Aunque suene a cliché, la música transporta a las personas mentalmente, ya sea a un lugar o tiempo determinados o a la divagación de ideas, sentimientos y sensaciones. Por eso, cuando se habla de gustos o de conexión con una banda o género, cada ser humano vive de manera distinta a ese artista en particular en un instante específico de su existencia. A veces, quizás la mayoría de las ocasiones, no nos fijamos en la calidad de la pieza que escuchamos, sino en ese significado subjetivo que le hemos entregado… nos entregamos por completo al sonido y a ese sustrato fundamental que lo hace arte: el bombardeo de estímulos y la evocación de emociones.

Algo así me pasó con el regreso homónimo de Slowdive. Tocó una fibra sensible en el corazón, llegando al borde la contemplación. Si, está bien, generalmente en estos reviews paso a analizar el proceso creativo, producción y ejecución del disco, pero, en este caso; vale la pena detenerse en aspectos más subjetivos, aunque lo haré más adelante.

Desde lo estrictamente musical, nos encontramos con un disco sin demasiados elementos innovadores, se nota que el álbum es un rescate al sonido fundamental que los caracterizó en los 90. El disco nos recibe con la atrapante guitarra de Slomo, que además trae consigo esa marca registrada voces lejanas que dan la apariencia de susurros. La guitarra es un constante, pues el track que sigue (que también fue single del disco), tiene a las 6 cuerdas como protagonista. Star Roving es una descarga más enérgica de armoniosa distorsión, manteniendo siempre, por supuesto, el característico sonido ambiental.

Sugar for the Pill, con ciertos tintes más pop, incorpora más melodía a las guitarras, que juegan constantemente. Everyone Knows, el track que le sucede, sabe a nostalgia; pues evoca poderosamente el sonido noventero de la banda en esencia y ejecución. Mientras que Falling Ashes, la pieza que cierra el disco, estremece con los geniales juegos vocales y un piano entronca el juego de sintetizadores y guitarras. Slowdive, después de 22 años, nos trae de regreso a la médula de su sonido, al recoveco más profundo donde guardan una metodología que no cambia. Este no es un disco innovador, no es un trabajo resplandeciente… quizás jamás sea considerado una obra maestra, pero es un disco sólido y bien escrito que es una suerte de retrospectiva de una banda experimentada que sabe hacer las cosas bien.

Ahora, yendo más allá de la música en si, hay dos palabras para definir el halo que emana Slowdive (2017): intimismo y atmósfera. Si bien, ambos epítetos son propios de un género como el shoegaze, los ingleses llevan estos conceptos a una ejecución fenomenal. La banda presenta una postura abierta, sincera y cercana, con canciones cargadas de melancolía y honestidad tierna y desgarradora. Si a ese manifiesto le sumamos el atmosférico sonido de su música, obtenemos un disco introspectivo pero liviano, una dulce caricia de lluvia en estos días nublados.

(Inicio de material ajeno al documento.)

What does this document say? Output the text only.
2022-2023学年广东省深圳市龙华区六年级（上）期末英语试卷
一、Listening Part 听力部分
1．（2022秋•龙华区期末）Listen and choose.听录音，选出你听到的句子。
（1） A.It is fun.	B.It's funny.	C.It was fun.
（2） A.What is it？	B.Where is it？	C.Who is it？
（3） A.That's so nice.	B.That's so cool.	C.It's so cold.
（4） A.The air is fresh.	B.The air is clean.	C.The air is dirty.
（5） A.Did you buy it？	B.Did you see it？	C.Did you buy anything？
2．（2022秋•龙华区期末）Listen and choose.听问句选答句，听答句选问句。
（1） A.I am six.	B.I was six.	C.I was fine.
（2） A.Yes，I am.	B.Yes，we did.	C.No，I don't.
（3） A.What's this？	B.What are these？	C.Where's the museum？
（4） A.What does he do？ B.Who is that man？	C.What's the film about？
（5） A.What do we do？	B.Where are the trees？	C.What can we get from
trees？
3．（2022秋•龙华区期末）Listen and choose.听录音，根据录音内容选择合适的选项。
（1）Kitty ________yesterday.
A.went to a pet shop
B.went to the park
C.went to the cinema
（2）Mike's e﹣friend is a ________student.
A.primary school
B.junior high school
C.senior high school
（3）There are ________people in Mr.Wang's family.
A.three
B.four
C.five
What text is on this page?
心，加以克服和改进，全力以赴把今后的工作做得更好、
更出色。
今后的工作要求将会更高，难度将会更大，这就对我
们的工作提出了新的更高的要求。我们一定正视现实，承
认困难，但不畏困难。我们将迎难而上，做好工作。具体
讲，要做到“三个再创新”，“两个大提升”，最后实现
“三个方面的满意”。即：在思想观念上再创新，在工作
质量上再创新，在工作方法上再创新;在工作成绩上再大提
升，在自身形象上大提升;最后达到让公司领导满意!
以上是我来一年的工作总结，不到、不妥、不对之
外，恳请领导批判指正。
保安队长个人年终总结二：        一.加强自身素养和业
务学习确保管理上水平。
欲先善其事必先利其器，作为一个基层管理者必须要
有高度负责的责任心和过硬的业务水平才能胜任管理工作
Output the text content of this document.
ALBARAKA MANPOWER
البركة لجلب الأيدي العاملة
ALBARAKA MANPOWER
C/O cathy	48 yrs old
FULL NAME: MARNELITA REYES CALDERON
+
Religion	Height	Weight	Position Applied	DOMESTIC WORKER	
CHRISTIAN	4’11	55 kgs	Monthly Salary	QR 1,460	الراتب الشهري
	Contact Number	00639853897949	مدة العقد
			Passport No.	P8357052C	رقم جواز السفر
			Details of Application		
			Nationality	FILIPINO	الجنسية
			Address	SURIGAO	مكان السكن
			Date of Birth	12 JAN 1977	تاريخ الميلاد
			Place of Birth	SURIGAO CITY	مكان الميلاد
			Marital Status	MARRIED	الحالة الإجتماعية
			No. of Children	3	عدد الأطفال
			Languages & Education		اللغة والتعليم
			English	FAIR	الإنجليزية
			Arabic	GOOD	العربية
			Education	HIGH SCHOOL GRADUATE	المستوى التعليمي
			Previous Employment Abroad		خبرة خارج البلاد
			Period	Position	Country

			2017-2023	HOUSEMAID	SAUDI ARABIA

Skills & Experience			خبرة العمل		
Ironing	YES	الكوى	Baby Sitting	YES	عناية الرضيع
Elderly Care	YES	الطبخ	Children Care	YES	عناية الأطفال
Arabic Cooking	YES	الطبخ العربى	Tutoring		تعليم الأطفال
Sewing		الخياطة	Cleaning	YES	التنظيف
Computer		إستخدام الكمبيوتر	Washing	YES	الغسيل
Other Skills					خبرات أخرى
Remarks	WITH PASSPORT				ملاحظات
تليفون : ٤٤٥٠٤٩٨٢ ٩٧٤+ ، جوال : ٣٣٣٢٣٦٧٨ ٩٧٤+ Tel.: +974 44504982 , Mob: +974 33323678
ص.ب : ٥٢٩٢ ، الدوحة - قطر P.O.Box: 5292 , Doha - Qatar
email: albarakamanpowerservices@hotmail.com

Por esto, puedo llegar a pensar que si alguien me pidiera un disco para comenzar a escuchar Slowdive, recomendaría este álbum. Por supuesto que Pygmalion (1995) y esa joya alternativa llamada Souvlaki (1993) son discos maravillosos, pero creo que un iniciado agradecería partir su camino con este grupo por este trabajo, en el que están más viejos, más vividos… donde tienen mucho más que expresar y más cosas que decir. Los años han dado a Slowdive la sabiduría de transportar a los oyentes a un lugar más allá de la melancolía.